# Baseball grip



## Paul cobbler (Feb 13, 2013)

Hi all , newbie here been playing just over a year , my first question does playing with a baseball type grip greatly effect the grip, the main reason I use this method is having a form of athiritis which can weaken my fingers . Best score so far 90 on par71. So hope to break 90 this year ! Drought permitting lol cheers Paul M.


----------



## bignev (Feb 13, 2013)

I too use the baseball grip for the same reason. Though not a great golfer I dont think it makes that much
difference. This months Mag says that using the baseball grip can reduce the control you have of the 
club but Ive not found that. Oh and welcome to the forum


----------



## scratch (Feb 13, 2013)

Absolutely nothing wrong with using the baseball grip, it is very effective for those who do not have strong hands. The only danger is a tendency to have an overactive right hand which can lead to turning the club over and hitting balls to the left. 
You could argue though that the same person using a more conventional grip might have the opposite problem and not be able to square the clubface up at impact and therefore lose shots out to the right. You pays your money and takes your choice.


----------



## thecraw (Feb 13, 2013)

Baseball grip has done me fine. Not a great golfer but I'm single figures anwd its the most natural way to me to hold a club. It was good enough for Ronan Rafferty!


----------



## JustOne (Feb 13, 2013)

If that's all you can do then don't worry about it. I would say that you still want to have your hands pretty tight together though so the hands are working together as 'one unit' so to speak, so provided they fit snug together (no separation) then no worries.

I wouldn't have thought an overlap grip would prove to be much different although I can understand why you wouldn't want to use an interlocking grip.


----------



## El Bandito (Feb 13, 2013)

Certainly not an expert! The guy that first taught me used a baseball grip - and he could certainly play. If that is the most comfortable for you, then go for it. I think as long you can get a decent amount of wrist break - then it works fine.


----------



## Paul cobbler (Feb 13, 2013)

Cheers guys , just wondered any high profile players over the years used this method, did try the overlap but my right hand being the stronger took some control out of shots . Cheers Paul


----------



## SocketRocket (Feb 13, 2013)

Welcome to the Forum.

Moe Norman hit the ball pretty well with that grip, probably the best striker of the ball ever.

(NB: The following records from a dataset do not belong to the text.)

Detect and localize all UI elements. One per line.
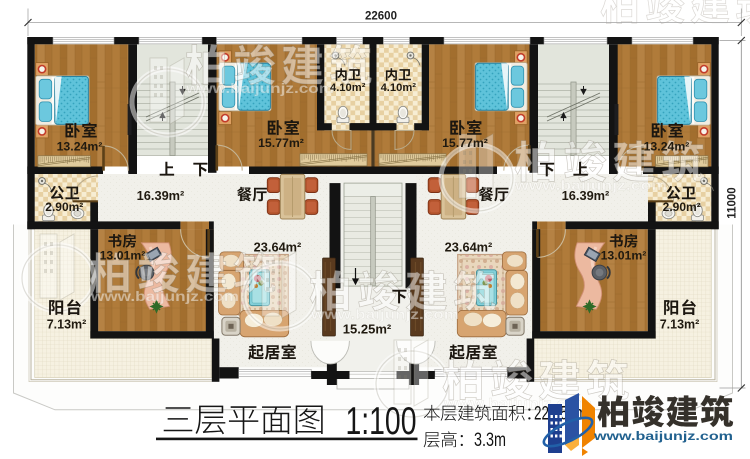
- svg-text:www.baijunjz.com: www.baijunjz.com: [185, 81, 334, 96]
- svg-text:15.25m²: 15.25m²: [343, 322, 392, 337]
- svg-text:11000: 11000: [727, 187, 739, 218]
- svg-text:13.01m²: 13.01m²: [601, 248, 647, 262]
- svg-text:7.13m²: 7.13m²: [47, 317, 87, 331]
- svg-text:13.24m²: 13.24m²: [644, 140, 690, 154]
- svg-text:1:100: 1:100: [346, 400, 417, 443]
- svg-text:22600: 22600: [365, 11, 397, 23]
- svg-text:www.baijunjz.com: www.baijunjz.com: [90, 289, 239, 304]
- svg-text:13.24m²: 13.24m²: [57, 140, 103, 154]
- svg-text:15.77m²: 15.77m²: [442, 136, 488, 150]
- svg-text:www.baijunjz.com: www.baijunjz.com: [310, 307, 459, 322]
- svg-text:16.39m²: 16.39m²: [562, 188, 610, 203]
- svg-text:13.01m²: 13.01m²: [100, 248, 146, 262]
- svg-text:4.10m²: 4.10m²: [381, 82, 417, 94]
- svg-text:2.90m²: 2.90m²: [45, 200, 83, 214]
- svg-text:15.77m²: 15.77m²: [258, 136, 304, 150]
- svg-text:16.39m²: 16.39m²: [137, 188, 185, 203]
- svg-text:7.13m²: 7.13m²: [660, 317, 700, 331]
- svg-text:4.10m²: 4.10m²: [330, 82, 366, 94]
- svg-text:23.64m²: 23.64m²: [254, 240, 302, 255]
- svg-text:2.90m²: 2.90m²: [663, 200, 701, 214]
- svg-text:3.3m: 3.3m: [474, 430, 506, 451]
- svg-text:www.baijunjz.com: www.baijunjz.com: [593, 430, 733, 443]
- svg-text:23.64m²: 23.64m²: [445, 240, 493, 255]
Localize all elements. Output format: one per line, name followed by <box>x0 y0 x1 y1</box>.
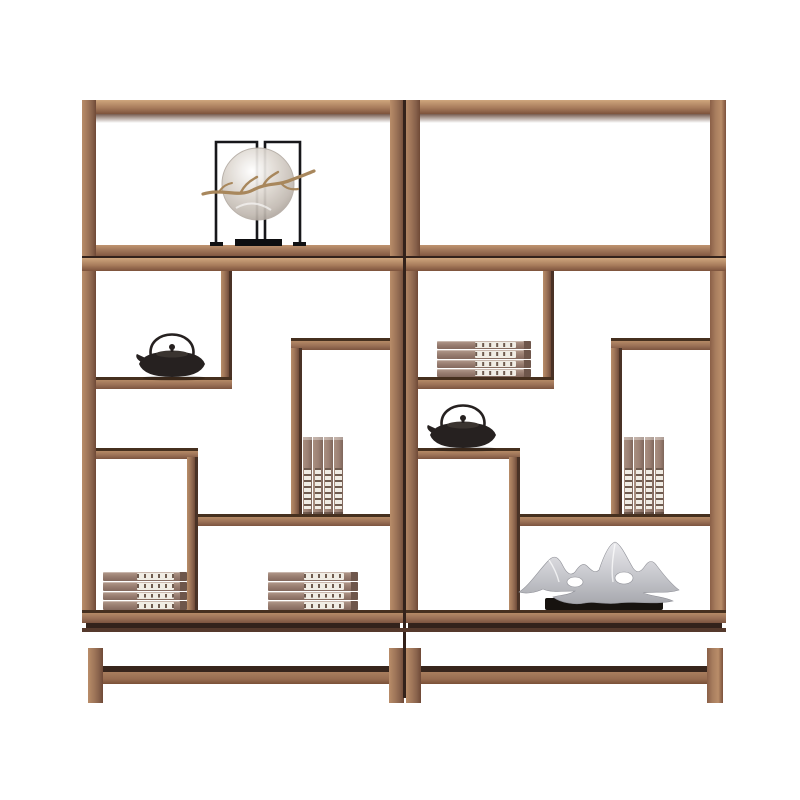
glass-orb-ornament <box>193 128 323 252</box>
top-left-frame-left-post <box>82 100 96 258</box>
left-bay-upper-divider <box>221 271 232 380</box>
center-module-seam <box>403 100 406 648</box>
teapot-right <box>425 392 509 452</box>
left-bay-l-shelf <box>96 448 198 459</box>
right-bay-upper-right-shelf <box>611 338 710 350</box>
base-leg-center-right <box>406 648 421 703</box>
base-stretcher-left <box>98 666 390 684</box>
flat-books-bottom-center <box>268 572 358 610</box>
book-spine <box>334 437 343 514</box>
right-bay-right-post <box>710 271 726 610</box>
base-leg-center-left <box>389 648 404 703</box>
left-bay-lower-shelf <box>187 514 390 526</box>
left-bay-left-post <box>82 271 96 610</box>
book-spine <box>634 437 643 514</box>
book <box>268 601 358 610</box>
base-stretcher-right <box>414 666 708 684</box>
book-spine <box>324 437 333 514</box>
right-bay-books-shelf <box>418 377 554 389</box>
mountain-sculpture <box>515 536 691 612</box>
right-bay-left-post <box>404 271 418 610</box>
product-photo <box>0 0 800 800</box>
top-right-frame-left-post <box>404 100 420 258</box>
book-spine <box>313 437 322 514</box>
top-right-frame-top-rail <box>404 100 726 114</box>
book <box>103 572 187 581</box>
flat-books-right-bay <box>437 341 531 377</box>
book <box>437 369 531 377</box>
top-left-frame-right-post <box>390 100 404 258</box>
left-bay-upper-right-shelf <box>291 338 390 350</box>
book <box>103 601 187 610</box>
book <box>268 592 358 601</box>
top-right-frame-inner-shadow <box>420 114 710 123</box>
book-spine <box>624 437 633 514</box>
book-spine <box>655 437 664 514</box>
left-bay-bottom-rail <box>82 610 404 623</box>
right-bay-lower-shelf <box>509 514 710 526</box>
left-bay-lower-divider <box>187 457 198 610</box>
flat-books-bottom-left <box>103 572 187 610</box>
standing-books-right <box>624 437 664 514</box>
book <box>103 592 187 601</box>
middle-right-top-rail <box>404 258 726 271</box>
book <box>437 360 531 368</box>
standing-books-left <box>303 437 343 514</box>
base-rail-right <box>404 628 726 648</box>
top-left-frame-top-rail <box>82 100 404 114</box>
book <box>103 582 187 591</box>
base-leg-far-left <box>88 648 103 703</box>
top-right-frame-right-post <box>710 100 726 258</box>
left-bay-right-post <box>390 271 404 610</box>
book-spine <box>645 437 654 514</box>
book-spine <box>303 437 312 514</box>
teapot-left <box>134 321 218 381</box>
middle-left-top-rail <box>82 258 404 271</box>
book <box>268 572 358 581</box>
right-bay-mid-divider <box>611 348 622 516</box>
book <box>268 582 358 591</box>
top-left-frame-inner-shadow <box>96 114 390 123</box>
left-bay-mid-divider <box>291 348 302 516</box>
base-center-seam <box>403 648 406 698</box>
base-leg-far-right <box>707 648 723 703</box>
book <box>437 350 531 358</box>
book <box>437 341 531 349</box>
right-bay-upper-divider <box>543 271 554 380</box>
base-rail-left <box>82 628 404 648</box>
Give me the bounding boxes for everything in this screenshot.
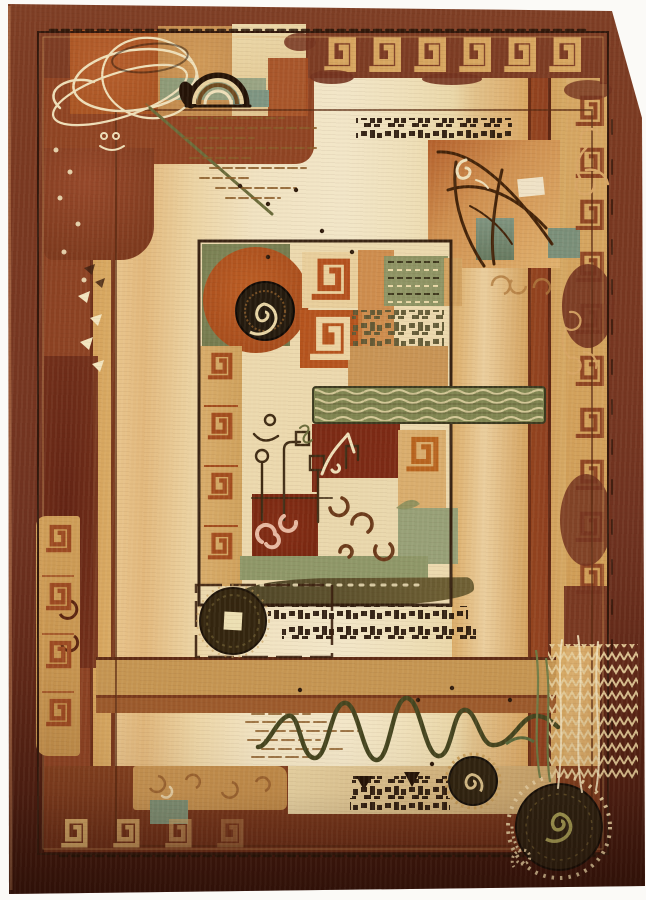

If you have arthritis in your fingers you may find thicker grips on the club will feel more comfortable.


----------



## Moquillo19 (Feb 13, 2013)

Baseball grip all the way for me too. I've tried the others and just don't feel comfortable!! I even putt with the same grip! We all have good and bad days being amateurs so stick with what feels right for right for you (I'd say in my totally unqualified opinion). Doesn't that Tommy "Two Gloves"on the PGA use the baseball grip too?


----------



## Foxholer (Feb 13, 2013)

There's also a few pretty good cack-handed grippers!

I got down to 14, about a dozen years ago, with a baseball grip - as an ex hockey player, it just felt easier.

Only took a week or so to change once I'd committed to a 'golf' swing though. Indeed, Baseball tends to allow the right hand/arm to dominate but, if you can control that, fine. Can be a more powerful swing.


----------



## Moquillo19 (Feb 13, 2013)

Foxholer said:



			Indeed, Baseball tends to allow the right hand/arm to dominate but, if you can control that, fine. Can be a more powerful swing.
		
Click to expand...

I agree with this. As a right hander I try to play golf with my left side feeling as though it's doing the work. My right hand is only for guidance and at the last moment for powering through the release. I know instantly when I hit a bad shot as I can tell my right hand has taken over at the begining of the downswing instead of pulling down with the left. As foxholer says . . . control that and your laughing!:thup:


----------



## thecraw (Feb 13, 2013)

Its also good enough for Jon Vegas. Lovely golf swing.









The great Jack Nicklaus says the baseball grip is fine so that's a good enough reason not to change for me!


----------



## thecraw (Feb 13, 2013)

Moquillo19 said:



			Baseball grip all the way for me too. I've tried the others and just don't feel comfortable!! I even putt with the same grip! We all have good and bad days being amateurs so stick with what feels right for right for you (I'd say in my totally unqualified opinion). *Doesn't that Tommy "Two Gloves"on the PGA use the baseball grip too?*

Click to expand...


I think your correct.


----------



## virtuocity (Feb 14, 2013)

I use a baseball grip and I'm the best golfer on this little forum.


----------



## JustOne (Feb 14, 2013)

thecraw said:



			Its also good enough for Jon Vegas. Lovely golf swing.







Click to expand...

Nice one Craw :thup:


----------



## G1BB0 (Feb 14, 2013)

I use baseball for pitches and chips, I actually feel like I get more 'feel'.. maybe I should go back it it for longer clubs aswell, use interlock but for the life of me cannot use overlap, dont ask me why just feels wrong!


----------



## thecraw (Feb 15, 2013)

JustOne said:



			Nice one Craw :thup:
		
Click to expand...

Is he a stack'n'tilt man?


----------



## birdieman (Feb 15, 2013)

Paul Azinger played baseball grip, one of the most successful to do so I think, came in for some stick from Nick Faldo I recall when they were both in their late 1980's prime, something to do with Faldo saying Azingers grip was like swinging an axe or chopping wood which added to their mutual dislike of eachother.
I have had trouble with fingers (tenosynovitis) but find an interlocking grip works fine, you could look into smaller (ladies) grips or bigger midsize grips to see if that makes it any comfier whilst using a more recognised 'proper' grip.


----------



## JustOne (Feb 15, 2013)

thecraw said:



			Is he a stack'n'tilt man?
		
Click to expand...

Not that I'm aware of.


----------